What Is the Role of Angel Investors?
Angel investors got their name because few people other than them decide to invest in risky projects that do not have sufficient security. Sometimes a business angel makes a decision on financing based on a positive impression of the entrepreneur and confidence in the implementation of the project. And the task of entrepreneurs who want to attract investment in their project is to create such confidence in a business angel.
Angel Investors is responsible for:
- deals with one person who invests from his personal finances and believes positively in the business idea;
- investor angel finances startups that have huge potential in the future. Venture capital follows the same concept, but the capital is contributed by a group of partners who are professional investors;
- they are a group of businessmen and are financed by a group of investors, corporate funds, and pension funds.
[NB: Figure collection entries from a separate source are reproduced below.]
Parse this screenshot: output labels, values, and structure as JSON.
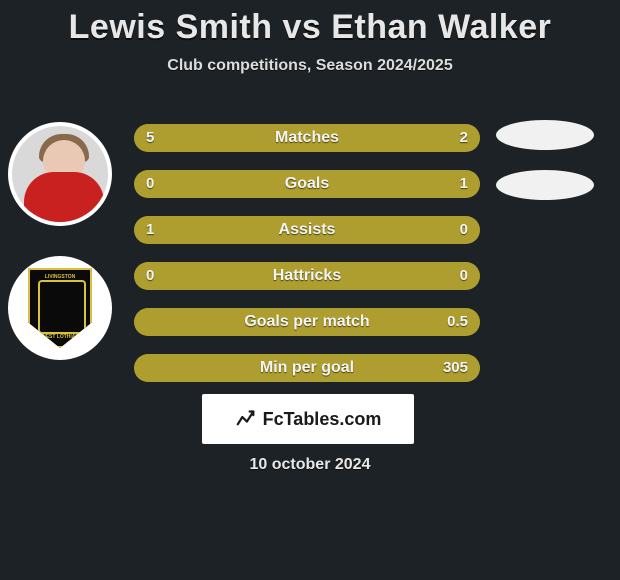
{
  "header": {
    "title": "Lewis Smith vs Ethan Walker",
    "subtitle": "Club competitions, Season 2024/2025"
  },
  "players": {
    "left": {
      "name": "Lewis Smith",
      "club_text_top": "LIVINGSTON",
      "club_text_bottom": "WEST LOTHIAN"
    },
    "right": {
      "name": "Ethan Walker"
    }
  },
  "bars": {
    "track_color": "#3a4146",
    "fill_color": "#b7a62e",
    "label_color": "#f4f4f4",
    "rows": [
      {
        "label": "Matches",
        "left_val": "5",
        "right_val": "2",
        "left_pct": 68,
        "right_pct": 32
      },
      {
        "label": "Goals",
        "left_val": "0",
        "right_val": "1",
        "left_pct": 18,
        "right_pct": 82
      },
      {
        "label": "Assists",
        "left_val": "1",
        "right_val": "0",
        "left_pct": 100,
        "right_pct": 0
      },
      {
        "label": "Hattricks",
        "left_val": "0",
        "right_val": "0",
        "left_pct": 100,
        "right_pct": 0
      },
      {
        "label": "Goals per match",
        "left_val": "",
        "right_val": "0.5",
        "left_pct": 0,
        "right_pct": 100
      },
      {
        "label": "Min per goal",
        "left_val": "",
        "right_val": "305",
        "left_pct": 0,
        "right_pct": 100
      }
    ]
  },
  "brand": {
    "text": "FcTables.com"
  },
  "date": "10 october 2024",
  "colors": {
    "background": "#1c2226",
    "text": "#ffffff",
    "ellipse": "#f1f1f1",
    "brand_box": "#ffffff",
    "brand_text": "#1a1a1a",
    "crest_bg": "#0a0a0a",
    "crest_accent": "#d9c23a"
  }
}
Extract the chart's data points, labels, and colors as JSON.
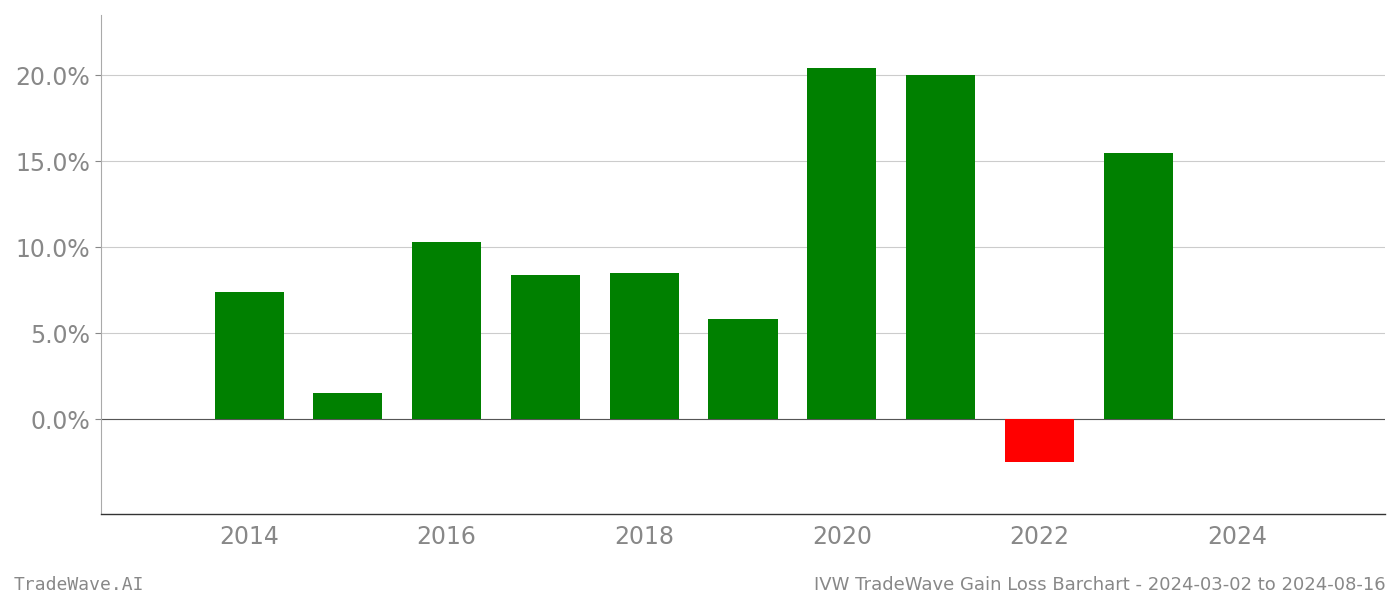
{
  "years": [
    2014,
    2015,
    2016,
    2017,
    2018,
    2019,
    2020,
    2021,
    2022,
    2023
  ],
  "values": [
    0.074,
    0.015,
    0.103,
    0.084,
    0.085,
    0.058,
    0.204,
    0.2,
    -0.025,
    0.155
  ],
  "bar_colors": [
    "#008000",
    "#008000",
    "#008000",
    "#008000",
    "#008000",
    "#008000",
    "#008000",
    "#008000",
    "#ff0000",
    "#008000"
  ],
  "background_color": "#ffffff",
  "grid_color": "#cccccc",
  "axis_label_color": "#888888",
  "footer_color": "#888888",
  "title_text": "IVW TradeWave Gain Loss Barchart - 2024-03-02 to 2024-08-16",
  "watermark_text": "TradeWave.AI",
  "ylim_min": -0.055,
  "ylim_max": 0.235,
  "yticks": [
    0.0,
    0.05,
    0.1,
    0.15,
    0.2
  ],
  "xtick_labels": [
    "2014",
    "2016",
    "2018",
    "2020",
    "2022",
    "2024"
  ],
  "xtick_positions": [
    2014,
    2016,
    2018,
    2020,
    2022,
    2024
  ],
  "xlim_min": 2012.5,
  "xlim_max": 2025.5,
  "bar_width": 0.7,
  "tick_fontsize": 17,
  "footer_fontsize": 13
}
Basically, angel investors acquire a minority stake (stakes) in companies, as they are interested in the entrepreneur being sufficiently motivated to implement his project. To ensure control over their investments, they rarely buy less than a blocking stake. To do this, it is proposed, when assessing the compliance of a company with a stage of maturity, to use the parameters that most clearly differ among companies at adjacent stages of the life cycle. To adapt approaches to specifics, it is advisable to consider the proposed criteria in the context of activities.
But a business angel is not only about money. It is also personal mentoring, knowledge, and experience that a private investor transfers to a young company or project. Let’s take a closer look at what a business angel is in general, what a business angel means for startups, to whom, and under what conditions it helps. So, angel investors are wealthy people who personally (not through their companies) finance projects and start-ups and often look for the possibility of higher profits, albeit at the expense of riskier investments.